Le miracle d'une vie "Général!"Pff...

Le miracle d'une vie

    "Général!"
Pff... Que me voulait-il encore? J'étais en train de dormir.
"Général! Réveillez-vous, les journalistes sont ici. Ils veulent nous voir pour faire un article sur nous."
Cette fois, c'était la goutte d'eau pour faire déborder le vase; Grant m'avait vraiment tiré de mon sommeil.
"Général Grant, vous m'embêtez! Vous ne voyez pas que j'essaye de prendre un peu de repos?" lui répliquai-je.
"Vous devriez vous habituer maintenant, reprit-il. Vous devriez surtout être au courant que toutes les formes de célébrité nous amènent du monde. C'est comme ça, et pas autrement: ce sont les lois de la nature."
"Est-ce que c'est Lincoln qui vous a mis en tête de telles absurdités? Parce que si c'est le cas, il n'a qu'à se faire la vedette tout seul."
Voilà ce que je lui répondis. Ce jour-là, je voulais me rebeller, car ma situation devenait invivable. J'étais vieux, j'étais immobile, j'étais condamné à avoir la visite de personnes que je ne connaissais pas. Et tout cela à cause de quoi? Parce que la renommée avait fait de moi un être prestigieux, connu de par le monde entier. Je dominais mes acolythes, mais sans guère en tirer de satisfaction. Un être inintéressant: voilà qui j'étais.
"Les voilà! Regardez un peu, Général Sherman, l'effet que nous leur faisons!" s'exclama Grant, revenu à la charge.
"Ecoutez, Grant: ces visages étonnés sont toujours les mêmes, et jamais ils ne seront originaux. Alors cessez de penser à des choses aussi futiles!"
Ce jour-là qui plus est, j'avais l'impression que le monde entier s'était organisé pour venir me déranger. Autour de moi, je voyais affleurer des journalistes, des grandes personnalités, des hommes, des femmes, des enfants par dizaines. J'avais le monde à mes pieds.
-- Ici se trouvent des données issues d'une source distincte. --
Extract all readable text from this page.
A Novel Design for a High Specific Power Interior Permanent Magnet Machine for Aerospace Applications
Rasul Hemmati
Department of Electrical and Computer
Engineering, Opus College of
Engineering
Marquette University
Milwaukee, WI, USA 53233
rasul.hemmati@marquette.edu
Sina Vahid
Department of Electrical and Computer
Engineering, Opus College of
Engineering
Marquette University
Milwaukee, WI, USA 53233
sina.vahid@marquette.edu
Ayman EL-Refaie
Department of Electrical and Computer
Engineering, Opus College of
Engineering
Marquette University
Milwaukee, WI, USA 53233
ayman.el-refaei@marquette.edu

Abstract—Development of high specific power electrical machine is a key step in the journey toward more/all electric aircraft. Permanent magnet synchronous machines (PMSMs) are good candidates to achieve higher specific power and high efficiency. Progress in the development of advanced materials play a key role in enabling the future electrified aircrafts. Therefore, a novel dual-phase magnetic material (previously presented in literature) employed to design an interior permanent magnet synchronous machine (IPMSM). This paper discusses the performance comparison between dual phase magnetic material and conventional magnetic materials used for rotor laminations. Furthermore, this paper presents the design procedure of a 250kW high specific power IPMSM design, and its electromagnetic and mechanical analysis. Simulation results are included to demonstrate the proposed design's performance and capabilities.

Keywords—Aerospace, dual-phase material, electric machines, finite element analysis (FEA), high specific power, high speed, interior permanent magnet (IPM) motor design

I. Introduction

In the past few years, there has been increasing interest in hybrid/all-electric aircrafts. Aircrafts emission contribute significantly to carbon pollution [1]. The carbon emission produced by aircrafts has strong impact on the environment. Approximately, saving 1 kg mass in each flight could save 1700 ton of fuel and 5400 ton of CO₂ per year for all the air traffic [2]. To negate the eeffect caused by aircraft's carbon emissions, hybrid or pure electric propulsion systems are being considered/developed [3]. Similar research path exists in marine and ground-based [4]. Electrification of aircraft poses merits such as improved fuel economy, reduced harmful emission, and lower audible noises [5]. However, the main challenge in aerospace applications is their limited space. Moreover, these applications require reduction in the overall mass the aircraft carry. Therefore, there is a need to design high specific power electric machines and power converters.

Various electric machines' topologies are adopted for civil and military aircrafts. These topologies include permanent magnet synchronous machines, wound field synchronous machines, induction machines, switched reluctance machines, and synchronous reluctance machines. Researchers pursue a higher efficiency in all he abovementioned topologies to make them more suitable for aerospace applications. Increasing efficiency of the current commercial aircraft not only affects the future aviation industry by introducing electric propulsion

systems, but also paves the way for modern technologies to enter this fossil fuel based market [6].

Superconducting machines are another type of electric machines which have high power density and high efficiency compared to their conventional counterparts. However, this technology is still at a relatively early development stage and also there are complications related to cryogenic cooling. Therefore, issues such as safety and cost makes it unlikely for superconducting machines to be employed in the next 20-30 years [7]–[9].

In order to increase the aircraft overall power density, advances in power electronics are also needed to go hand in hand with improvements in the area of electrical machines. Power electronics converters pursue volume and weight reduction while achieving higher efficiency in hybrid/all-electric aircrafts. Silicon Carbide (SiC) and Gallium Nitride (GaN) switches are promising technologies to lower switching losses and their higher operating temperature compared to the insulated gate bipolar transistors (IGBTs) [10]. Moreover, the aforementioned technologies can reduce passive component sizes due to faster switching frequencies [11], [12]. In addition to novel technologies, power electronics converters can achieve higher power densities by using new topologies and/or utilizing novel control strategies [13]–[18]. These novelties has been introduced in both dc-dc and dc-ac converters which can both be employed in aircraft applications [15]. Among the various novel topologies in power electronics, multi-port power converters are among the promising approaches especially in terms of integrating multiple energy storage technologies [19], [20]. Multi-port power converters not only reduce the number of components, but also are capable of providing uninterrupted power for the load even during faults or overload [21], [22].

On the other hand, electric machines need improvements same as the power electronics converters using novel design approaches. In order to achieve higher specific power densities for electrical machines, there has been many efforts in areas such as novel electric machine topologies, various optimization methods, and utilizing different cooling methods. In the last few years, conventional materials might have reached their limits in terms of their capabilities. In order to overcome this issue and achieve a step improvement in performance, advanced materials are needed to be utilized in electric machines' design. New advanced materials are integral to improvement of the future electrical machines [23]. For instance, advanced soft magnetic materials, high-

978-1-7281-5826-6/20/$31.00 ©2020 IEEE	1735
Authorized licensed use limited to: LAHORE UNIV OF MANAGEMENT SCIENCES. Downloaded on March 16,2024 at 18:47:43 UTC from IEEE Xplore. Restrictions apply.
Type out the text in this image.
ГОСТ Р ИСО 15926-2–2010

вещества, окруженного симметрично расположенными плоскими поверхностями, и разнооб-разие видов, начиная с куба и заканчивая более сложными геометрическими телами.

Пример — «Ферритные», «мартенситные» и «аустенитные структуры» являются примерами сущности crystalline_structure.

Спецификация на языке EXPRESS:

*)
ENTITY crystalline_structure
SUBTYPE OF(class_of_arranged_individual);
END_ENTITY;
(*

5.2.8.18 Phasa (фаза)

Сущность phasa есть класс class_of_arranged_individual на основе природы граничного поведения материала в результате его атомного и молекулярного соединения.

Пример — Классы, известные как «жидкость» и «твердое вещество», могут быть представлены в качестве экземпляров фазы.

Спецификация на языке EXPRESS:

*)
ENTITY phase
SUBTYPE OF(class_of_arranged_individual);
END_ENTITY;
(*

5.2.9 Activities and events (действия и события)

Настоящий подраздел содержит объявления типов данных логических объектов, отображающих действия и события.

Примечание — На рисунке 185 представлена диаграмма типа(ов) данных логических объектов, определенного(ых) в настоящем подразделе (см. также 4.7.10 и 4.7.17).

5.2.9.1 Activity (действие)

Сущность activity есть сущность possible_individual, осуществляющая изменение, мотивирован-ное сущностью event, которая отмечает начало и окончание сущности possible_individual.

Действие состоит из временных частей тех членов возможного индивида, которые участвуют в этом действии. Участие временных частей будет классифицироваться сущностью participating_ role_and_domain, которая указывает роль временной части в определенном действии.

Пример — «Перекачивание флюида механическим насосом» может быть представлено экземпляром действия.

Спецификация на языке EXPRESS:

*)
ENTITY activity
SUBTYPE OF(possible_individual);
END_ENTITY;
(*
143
    L'après-midi fut très long. Je passai mon temps à observer ce qui se passait autour de moi. Certaines choses furent amusantes, d'autres moins.  Grant semblait vénérer nos visiteurs; pas moi. Lincoln, quant à lui, s'était rendormi. Grant s'accapara d'une famille d'écureuils qui se réjouissait à l'idée de lui grimper dessus.
"Halte-là, vous me chatouillez, espèce de casses-noisettes!" s'exclama-t-il lorsque les rongeurs eurent terminé une escalade sur le Général Grant, qui leur avait semblé vertigineuse.
A quelques mètres de nous, Lincoln était sorti de sa somnolence. Un groupe de scientifiques était en train de mesurer son tour de taille.
"Quelle humilation! C'est indécent de procéder à de telles mesures en public!" se mit-il à râler.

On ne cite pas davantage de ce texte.